Velocity inversion method with reflection travel-time based on Gaussian packet

The scattering Gaussian packet theory tells that scattered waves can be calculated using the Gaussian packet operator with the perturbed model' s spatial distribution of Gabor frames, and the precondition is that the signal of incident waves should be of short-duration in the time domain and broad-band in the frequency domain. Here a velocity inversion approach is proposed by fitting the travel-times of reflected waves based on the scatterring Gaussian packet theory, in which the travel-time residual is expressed by the cross-correlation of observed and simulated local seismic wave-forms, and then the objective function is defined as the L2-norm of travel-time residuals.
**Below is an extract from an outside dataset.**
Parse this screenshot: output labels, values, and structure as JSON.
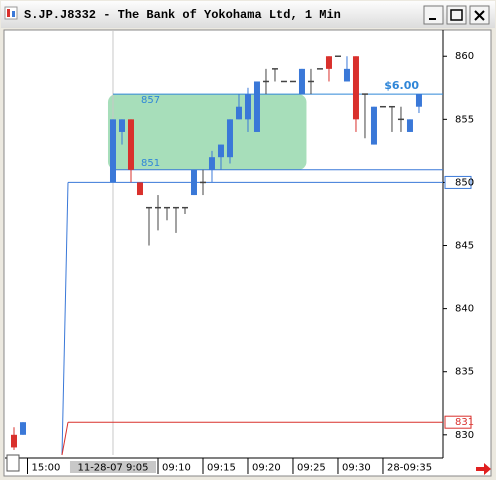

Thus the velocity inversion can be implemented by the optimization of objective funcion. The key of the proposed inversion method is how to deduce the gradient of objective function with respect to the velocity field based on the first-order Born-approximation. The deduced gradient of the objective function includes two parts: one is the cross-correlation between forward-propagated background wave of source side and the backward-propagated scattered Gaussian packet, and the other is the cross-correlation between backward-propagated background wave of receiver side and the forward-propagated scattered Gaussian packet. Both of the background wave-field and scattered wave-field in the expression of gradients are simulated by the Gaussian packet operator. It is the key points that how to estimate the perturbed model and then to simulate the scattered wave-field, and how to calculate travel-time residual by considering the flexibility of Gaussian packet in the implementation of the proposed velocity inversion approach, which is discussed in details in this paper. The velocity inversion strategy is further illustrated by numerical experiments. The results show that the theory and algorithm of the reflection travel time velocity inversion method based on Gaussian packet are effective and feasible, which can achieve good inversion of data.